Code is a Liability
Software is an asset. Code is a liability.
Lines-of-Code corresponds little with how valuable a software system is while corresponding quite a bit with its cost to produce and maintain.
Each line of code is an opportunity for complecting your implementation with your problem domain, confusing fellow programmers, and quibbling during code reviews. Each symbol (variable, method, type, etc.) defined makes it harder to find concise names which do not conflict with one another. Each piece of state introduced is another character to track in the epic fantasy novel which is your team’s code, except that if anyone introduces a plot hole your customers will experience it as a bug.
A larger code change takes more time to review, and when reviewed, is more likely to miss larger maintenance issues due to the size of the change itself. Larger code bases require more physical scrolling and reading to understand. It’s less likely that a short snippet of code will be meaningful in isolation if you want to discuss it with a teammate who doesn’t have a copy of the entire project locally.
With code, less is more.
Writing less code
Establish conceptual clarity around your problem and solution in your own mind first. Consider the improbability of clear code arising from an unclear mental model.
Choose your names from vocabulary anyone interested in your problem will share.
Avoid method names which merely restate their implementation. The point of a name to be shorthand. Keep it short.
Restrict the scope of any symbol definition as much as you can. Notice how often the start of a constant’s name is little more than an address of the (often lone) place in the code which refers to it. If the remainder of the constant’s name is a restatement of the value, the named constant is strictly worse than inlining the single occurrence of the value.
Not everything is a class. If you can conceive of only a single possible implementation for an interface, or only a single relevant instance of a class, you may be pushing domain logic into your type system rather than using your type system to help maintain guardrails around your domain logic.
Some programming languages are more verbose than others for your intended style of programming. If you want to write Java in a functional style, you can expect to declare almost every symbol final, and your colleagues will probably notice and discuss this. If you want to write Clojure in an imperative style, you can expect to use a lot of atoms, and your colleagues will probably notice and discuss this.
Make it kind of a pain to write more code: require doc strings for all public symbols.

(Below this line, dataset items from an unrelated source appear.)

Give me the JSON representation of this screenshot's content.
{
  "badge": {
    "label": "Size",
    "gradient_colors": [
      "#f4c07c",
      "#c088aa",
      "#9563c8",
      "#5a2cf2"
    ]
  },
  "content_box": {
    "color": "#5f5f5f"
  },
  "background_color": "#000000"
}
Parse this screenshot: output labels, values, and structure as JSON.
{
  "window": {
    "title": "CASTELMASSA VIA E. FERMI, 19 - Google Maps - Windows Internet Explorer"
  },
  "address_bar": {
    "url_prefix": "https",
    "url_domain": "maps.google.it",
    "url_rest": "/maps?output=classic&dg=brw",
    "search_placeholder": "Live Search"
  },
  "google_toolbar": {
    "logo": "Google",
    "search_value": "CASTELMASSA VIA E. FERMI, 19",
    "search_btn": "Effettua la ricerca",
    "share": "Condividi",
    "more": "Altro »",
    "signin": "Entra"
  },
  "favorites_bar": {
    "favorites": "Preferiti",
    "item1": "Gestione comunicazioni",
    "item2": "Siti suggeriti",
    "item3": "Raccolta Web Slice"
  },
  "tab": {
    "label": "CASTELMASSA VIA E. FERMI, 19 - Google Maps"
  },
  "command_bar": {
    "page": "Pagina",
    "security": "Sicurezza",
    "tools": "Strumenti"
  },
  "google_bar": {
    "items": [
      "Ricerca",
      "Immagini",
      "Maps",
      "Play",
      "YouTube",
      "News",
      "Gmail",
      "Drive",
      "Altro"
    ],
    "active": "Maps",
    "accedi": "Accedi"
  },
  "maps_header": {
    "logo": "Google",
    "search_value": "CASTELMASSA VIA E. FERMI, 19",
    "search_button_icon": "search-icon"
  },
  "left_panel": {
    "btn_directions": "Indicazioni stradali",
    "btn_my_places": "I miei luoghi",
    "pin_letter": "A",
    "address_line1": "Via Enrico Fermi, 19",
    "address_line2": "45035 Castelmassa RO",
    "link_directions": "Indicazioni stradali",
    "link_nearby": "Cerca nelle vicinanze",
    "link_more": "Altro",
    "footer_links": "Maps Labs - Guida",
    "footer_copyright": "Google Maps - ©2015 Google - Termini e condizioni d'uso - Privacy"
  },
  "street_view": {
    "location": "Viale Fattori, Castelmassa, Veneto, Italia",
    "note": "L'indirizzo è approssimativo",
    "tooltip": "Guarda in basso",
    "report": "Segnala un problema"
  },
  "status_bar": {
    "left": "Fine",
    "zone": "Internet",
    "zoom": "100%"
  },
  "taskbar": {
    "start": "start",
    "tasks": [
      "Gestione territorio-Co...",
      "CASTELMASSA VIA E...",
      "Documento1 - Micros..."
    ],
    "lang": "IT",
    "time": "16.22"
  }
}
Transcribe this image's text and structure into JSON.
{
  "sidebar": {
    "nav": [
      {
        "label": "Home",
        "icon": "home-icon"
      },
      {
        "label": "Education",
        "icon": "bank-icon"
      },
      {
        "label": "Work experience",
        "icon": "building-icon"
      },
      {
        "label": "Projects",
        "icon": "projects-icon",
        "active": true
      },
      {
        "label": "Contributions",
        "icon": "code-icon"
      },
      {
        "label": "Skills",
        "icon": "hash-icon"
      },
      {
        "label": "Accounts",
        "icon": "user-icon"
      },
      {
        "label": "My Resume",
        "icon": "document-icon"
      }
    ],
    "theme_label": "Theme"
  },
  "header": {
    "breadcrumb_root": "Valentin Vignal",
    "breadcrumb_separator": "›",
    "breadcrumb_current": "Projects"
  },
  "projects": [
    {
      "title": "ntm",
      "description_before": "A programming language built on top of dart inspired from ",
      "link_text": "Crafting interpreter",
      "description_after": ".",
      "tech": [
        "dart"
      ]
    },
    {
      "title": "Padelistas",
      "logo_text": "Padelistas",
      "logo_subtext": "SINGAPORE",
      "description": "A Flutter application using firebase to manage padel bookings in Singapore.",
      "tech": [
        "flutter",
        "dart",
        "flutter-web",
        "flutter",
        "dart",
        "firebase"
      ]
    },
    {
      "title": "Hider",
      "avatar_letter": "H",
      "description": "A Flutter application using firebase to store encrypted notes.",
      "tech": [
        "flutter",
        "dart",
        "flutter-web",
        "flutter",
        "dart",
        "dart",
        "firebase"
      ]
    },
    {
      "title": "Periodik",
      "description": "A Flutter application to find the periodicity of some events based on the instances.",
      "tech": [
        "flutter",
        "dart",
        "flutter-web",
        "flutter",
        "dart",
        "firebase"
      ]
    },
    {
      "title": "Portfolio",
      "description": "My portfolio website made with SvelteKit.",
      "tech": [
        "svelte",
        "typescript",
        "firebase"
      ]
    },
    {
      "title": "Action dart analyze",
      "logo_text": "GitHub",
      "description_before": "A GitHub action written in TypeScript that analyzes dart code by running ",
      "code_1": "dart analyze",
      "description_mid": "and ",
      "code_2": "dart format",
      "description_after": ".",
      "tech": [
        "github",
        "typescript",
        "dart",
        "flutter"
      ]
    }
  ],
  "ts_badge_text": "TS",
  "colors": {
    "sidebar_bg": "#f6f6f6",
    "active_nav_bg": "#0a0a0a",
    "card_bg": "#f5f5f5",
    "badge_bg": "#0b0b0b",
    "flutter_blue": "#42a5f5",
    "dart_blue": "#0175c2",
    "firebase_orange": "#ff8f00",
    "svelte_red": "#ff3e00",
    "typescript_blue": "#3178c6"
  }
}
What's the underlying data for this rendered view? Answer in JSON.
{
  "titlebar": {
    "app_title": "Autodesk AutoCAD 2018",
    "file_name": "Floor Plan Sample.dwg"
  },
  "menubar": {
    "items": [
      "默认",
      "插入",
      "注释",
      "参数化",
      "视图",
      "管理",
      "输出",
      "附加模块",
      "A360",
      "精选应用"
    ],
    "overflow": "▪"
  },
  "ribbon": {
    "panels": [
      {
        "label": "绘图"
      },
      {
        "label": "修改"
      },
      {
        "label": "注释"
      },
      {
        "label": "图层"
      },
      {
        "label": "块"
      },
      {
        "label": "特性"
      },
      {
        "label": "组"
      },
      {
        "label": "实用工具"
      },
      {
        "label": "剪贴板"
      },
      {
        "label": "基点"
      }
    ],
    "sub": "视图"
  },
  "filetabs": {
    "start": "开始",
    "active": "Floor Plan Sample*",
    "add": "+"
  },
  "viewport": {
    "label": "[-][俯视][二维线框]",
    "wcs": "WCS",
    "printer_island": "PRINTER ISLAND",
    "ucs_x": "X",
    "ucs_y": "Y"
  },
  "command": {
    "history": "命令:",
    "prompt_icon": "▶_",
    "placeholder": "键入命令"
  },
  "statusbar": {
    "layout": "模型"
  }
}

Ban @VisibleForTesting-style annotations without relaxing your code coverage requirements. This is an opportunity for a simplified, easier-to-grok public API. However, if it’s not understood as this opportunity and becomes purely friction, expect only pain when teammates start writing babble as docstrings instead of restricting visibility.
Low-hanging fruit
- Use your tools. IntelliJ’s getting better support for simplifying code all the time. See what it can do for you when that gutter turns yellow.
- Watch for “Pokemon” statements, where a Java-style static type has the same name as a field which has the same name as a value/constant, similar to how Pokemon keep on saying their own name: “
public static final AnimationSprite ANIMATION_SPRITE = AnimationSprite.ofType(ANIMATION_SPRITE_TYPE)” - Dead code: important enough to write, important enough to compile, important enough to code review, important enough to test, no path to it from the entry points: was it really that important? Remove it, if you want it back it’s only a
git revertaway. - Untested code: important enough to write, important enough to compile, important enough to code review, not so important as to implement an assumption your system requires?
- Duplicated code: A larger code base more strongly tempts programmers to copy-and-paste to get their work done, making the code base even larger yet and eventually elevating a temptation to duplicate to “standard boilerplate,” falsely enshrining a bug-risking, maintenance-slowing, project-delaying antipattern as a “team standard” or so-called “best practice.” Since boilerplate code represents a failure to encode each needed characteristic of the system exactly once (DRY), copying it arguably reinforces a “worst practice.”
- “Enterprise”-y names, Managers, Adapters, Factories, Observers, Impls, etc. appearing in your names suggest the names may have been chosen before clarifying the problem in plain English.